Streaming service Disney+ gave audiences a taste with the miniseries Falcon and the Winter Soldier, which received good reviews from critics and audiences alike, but people wanted to see Wilson on the big screen.
Finally, there is a new Captain America movie featuring a new Captain America, with Wilson being played once again by Anthony Mackie.
Captain America: Brave New World positions itself as a political thriller in the style of the vastly superior Captain America: The Winter Soldier, not realising the 2014 offering into the franchise was one-of-a-kind.
In this film, President Thaddeus Ross (Harrison Ford) is attempting to ratify a peace treaty between Japan, India, France, and the United States, who are all seeking to control Celestial Island and its adamantium reserves.
The one revolutionary thing Brave New World does is finally acknowledge The Eternals after five years of being ignored by the Marvel Cinematic Universe (MCU) at large.
In the middle of a presentation, the president gets shot at by assailants who appear to be activated by suddenly audible music of unknown, sinister origin.
He lives but there is more to destabilising a nation than just taking out the head of the government.
What follows ostensibly has twists, turns, and reveals, but they are so by the numbers the viewers probably won’t be engaged enough with the film to expend energy predicting what is going to happen next, content in the knowledge the guess would likely be correct.
There are some fascinating elements at play here, mainly the decision to resurrect old characters as Ross and the villain are part of the 2008 film The Incredible Hulk, with Ford taking over the role from William Hurt, who died in 2022.
Viewers beware–seeing this movie without first doing the required watching of all other Captain America films, the third and fourth Avengers film, and, chiefly, Falcon and the Winter Soldier will like walking into a film in the third act.
While technically it is an MCU picture, it has never felt like one or widely been accepted as one, a feeling exacerbated when Mark Ruffalo was announced over Edward Norton (Bruce Banner in the 2008 film) to be in The Avengers.

The road to Brave New World was not a smooth one, the production was delayed numerous times, first being slated for a May 2024 release but finally being spat out into cinemas in February 2025.
Rumours of extensive reshoots and a massive budget blowout have surrounded the film since before its original release date, with star Mackie claiming the reshoots did not substantially change the movie
Co-star Tim Blake Nelson, the actor who plays villain Samuel Sterns, disagreed, saying in an interview with The Hollywood Reporter in 2024 he had shot the film twice.
“I did it originally a year ago and then we came back and redid a lot of it and the beginning of this summer,” he said.

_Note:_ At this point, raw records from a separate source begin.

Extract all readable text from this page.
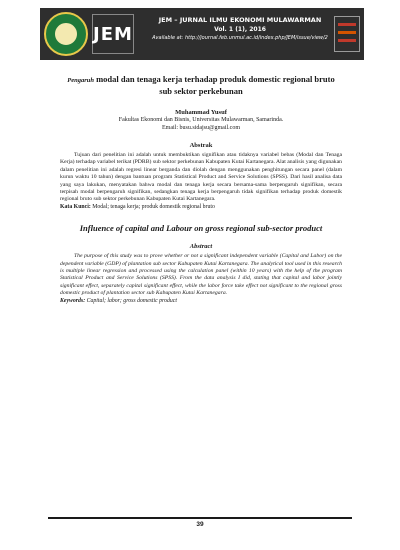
JEM
JEM – JURNAL ILMU EKONOMI MULAWARMAN
Vol. 1 (1), 2016
Available at: http://journal.feb.unmul.ac.id/index.php/JEM/issue/view/2
Pengaruh modal dan tenaga kerja terhadap produk domestic regional bruto sub sektor perkebunan
Muhammad Yusuf
Fakultas Ekonomi dan Bisnis, Universitas Mulawarman, Samarinda.
Email: busu.sidajsu@gmail.com
Abstrak
Tujuan dari penelitian ini adalah untuk membuktikan signifikan atau tidaknya variabel bebas (Modal dan Tenaga Kerja) terhadap variabel terikat (PDRB) sub sektor perkebunan Kabupaten Kutai Kartanegara. Alat analisis yang digunakan dalam penelitian ini adalah regresi linear berganda dan diolah dengan menggunakan penghitungan secara panel (dalam kurun waktu 10 tahun) dengan bantuan program Statistical Product and Service Solutions (SPSS). Dari hasil analisa data yang saya lakukan, menyatakan bahwa modal dan tenaga kerja secara bersama-sama berpengaruh signifikan, secara terpisah modal berpengaruh signifikan, sedangkan tenaga kerja berpengaruh tidak signifikan terhadap produk domestik regional bruto sub sektor perkebunan Kabupaten Kutai Kartanegara.
Kata Kunci: Modal; tenaga kerja; produk domestik regional bruto
Influence of capital and Labour on gross regional sub-sector product
Abstract
The purpose of this study was to prove whether or not a significant independent variable (Capital and Labor) on the dependent variable (GDP) of plantation sub sector Kabupaten Kutai Kartanegara. The analytical tool used in this research is multiple linear regression and processed using the calculation panel (within 10 years) with the help of the program Statistical Product and Service Solutions (SPSS). From the data analysis I did, stating that capital and labor jointly significant effect, separately capital significant effect, while the labor force take effect not significant to the regional gross domestic product of plantation sector sub Kabupaten Kutai Kartanegara.
Keywords: Capital; labor; gross domestic product
39
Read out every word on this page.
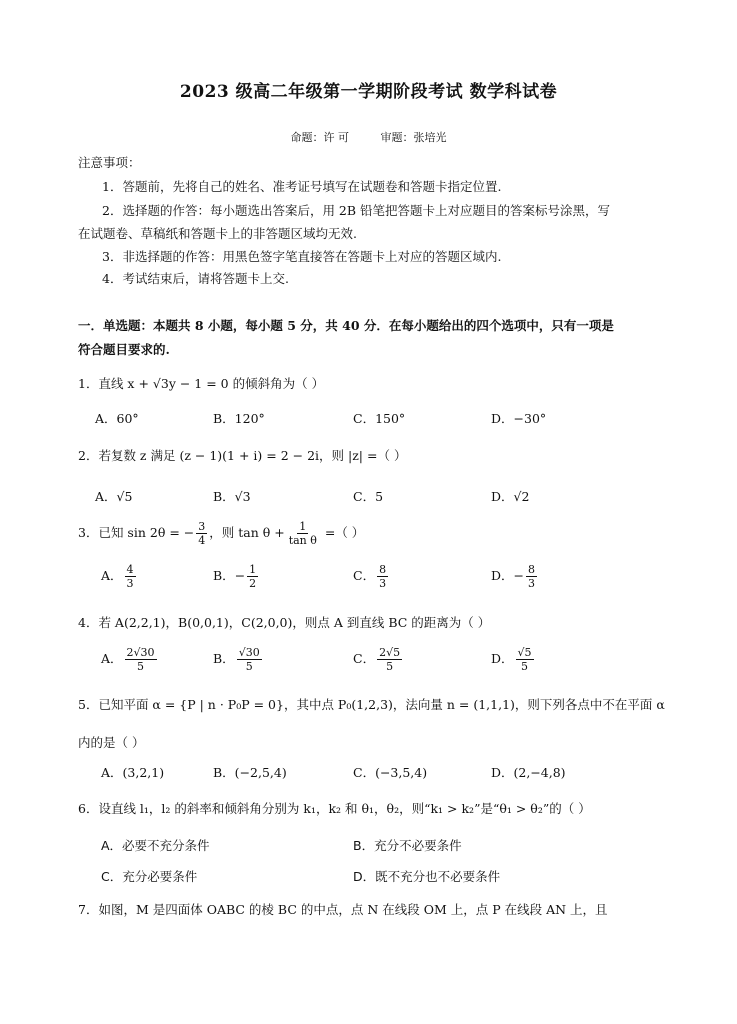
2023 级高二年级第一学期阶段考试 数学科试卷
命题：许 可	审题：张培光
注意事项：
1．答题前，先将自己的姓名、准考证号填写在试题卷和答题卡指定位置.
2．选择题的作答：每小题选出答案后，用 2B 铅笔把答题卡上对应题目的答案标号涂黑，写
在试题卷、草稿纸和答题卡上的非答题区域均无效.
3．非选择题的作答：用黑色签字笔直接答在答题卡上对应的答题区域内.
4．考试结束后，请将答题卡上交.
一．单选题：本题共 8 小题，每小题 5 分，共 40 分．在每小题给出的四个选项中，只有一项是
符合题目要求的.
1．直线 x + √3y − 1 = 0 的倾斜角为（ ）
A．60°	B．120°	C．150°	D．−30°
2．若复数 z 满足 (z − 1)(1 + i) = 2 − 2i，则 |z| =（ ）
A．√5	B．√3	C．5	D．√2
3．已知 sin 2θ = − $\frac{3}{4}$ ，则 $\tan \theta + \frac{1}{\text{tan θ}}$ =（ ）
A． $\frac{4}{3}$	B．− $\frac{1}{2}$	C． $\frac{8}{3}$	D．− $\frac{8}{3}$
4．若 A(2,2,1)，B(0,0,1)，C(2,0,0)，则点 A 到直线 BC 的距离为（ ）
A． $\frac{2√30}{5}$	B． $\frac{√30}{5}$	C． $\frac{2√5}{5}$	D． $\frac{√5}{5}$
5．已知平面 α = {P | n · P₀P = 0}，其中点 P₀(1,2,3)，法向量 n = (1,1,1)，则下列各点中不在平面 α
内的是（ ）
A．(3,2,1)	B．(−2,5,4)	C．(−3,5,4)	D．(2,−4,8)
6．设直线 l₁，l₂ 的斜率和倾斜角分别为 k₁，k₂ 和 θ₁，θ₂，则“k₁ > k₂”是“θ₁ > θ₂”的（ ）
A．必要不充分条件	B．充分不必要条件
C．充分必要条件	D．既不充分也不必要条件
7．如图，M 是四面体 OABC 的棱 BC 的中点，点 N 在线段 OM 上，点 P 在线段 AN 上，且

Furthermore, there are claims the reshoots introduced new super-villains and potentially changed the ending as leaked images showed President Thaddeus Ross (Harrison Ford) dead—something which was changed after the assassination attempt on then US-presidential candidate Donald Trump.
All this casts doubt on Mackie’s claim in an interview with Empire there was no “retooling or remaking.”
There are things in the trailers not present in the film, making what is presented on the big screen more interesting in a negative way, as, interestingly, the trailer released by Marvel Entertainment in November 2024 does seem to show a military funeral.
Spoiler alert—no one in the film who would be eligible for such a funeral actually dies.
The film viewers get to see and, critically, pay for, is milquetoast cinema–rote, reliable, uninteresting, unoffensive, teetering on boring even as strobe lights get the more photosensitive in the audience itching more for the end credits than they already were.
One thing comes to mind when watching this movie: Harry Styles’ voice ringing out in apparent defence of his film Don’t Worry, Darling: “this is a movie that feels like a movie.”
We all know how that turned out.
Captain America: Brave New World is rated M and is in cinemas now.